This summer we have been heading to Alaska. Thinking back, we originally thought only in terms of Alaska, but as I write this we have been north of the border, in Canada for six weeks and other than a brief detour to visit Skagway and a quick flight down to Juneau, we have yet to reach Alaska.
While our trip is probably slower than the vast majority of RVers traveling "North to Alaska", it has been most eye opening. Canada is certainly a big country, British Columbia and Yukon seemingly going on forever. Many miles, yet we have yet to have a boring day. The towns are small, few and far between, but after a while your perspective begins to change.
The largest town we have been in during the trip through Canada was Whitehorse, and its population was only 20,000. Being the governmental center for the Territory, it had many of the attractions associated with a state capital, yet somehow it was completely different.
Most travelers pull off to watch the wildlife, but we like to also stop for the many interpretive signs along the highway. It gives us a sense of where we are, what we are seeing, and often, what has taken place in the past.
We've had no real problems with the roads, most likely because we have not hurried. We read in blogs about the people who complain about the roads we have traveled, then look at their itinerary and see they they are solely focused on reaching Alaska as quickly as possible.
Not everyone has the luxury of time like we do, Linda is enjoying reading the blog of a family who are doing the Chicago-Alaska-Chicago round trip in 36 days. To them the experience is just as rewarding as ours is to us, which is exactly as it should be.
Early on when people would ask us where we were headed, we'd answer, Alaska. Then they would want to know where in Alaska. We often received a puzzled look when we said we were just planning to wander around, spending time at the places we enjoyed.

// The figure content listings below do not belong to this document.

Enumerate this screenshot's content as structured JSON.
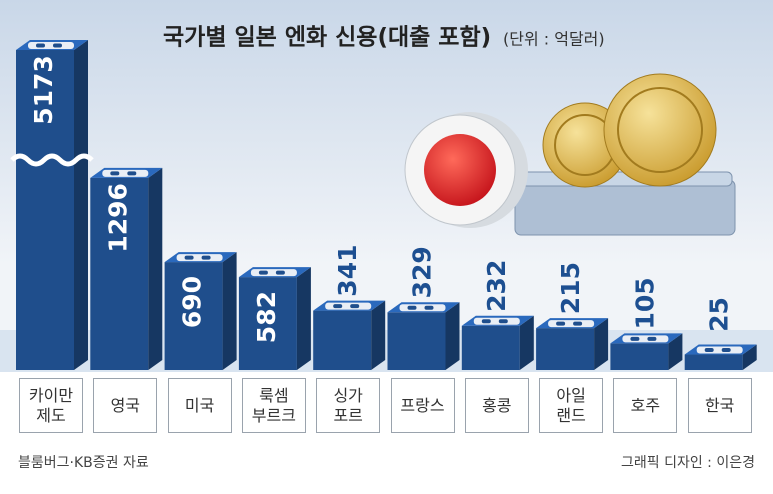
{
  "chart_data": {
    "type": "bar",
    "title": "국가별 일본 엔화 신용(대출 포함)",
    "subtitle": "(단위 : 억달러)",
    "categories": [
      "카이만\n제도",
      "영국",
      "미국",
      "룩셈\n부르크",
      "싱가\n포르",
      "프랑스",
      "홍콩",
      "아일\n랜드",
      "호주",
      "한국"
    ],
    "values": [
      5173,
      1296,
      690,
      582,
      341,
      329,
      232,
      215,
      105,
      25
    ],
    "color": "#1f4e8c",
    "axis_break": true,
    "source": "블룸버그·KB증권 자료",
    "credit": "그래픽 디자인 : 이은경"
  }
}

Maybe that is a hold over from last year's wanderings in Europe when we knew the direction we were going, oftentimes the country we were going to visit, usually the city we were headed for, but seldom what we were going to do when we were there.
I guess it goes back to much overused, but absolutely valid saying: It's not the destination, it's the journey that matters. Presently we are on a journey that includes British Columbia, Yukon and Alaska. What we see and do on that journey is what makes life, Life.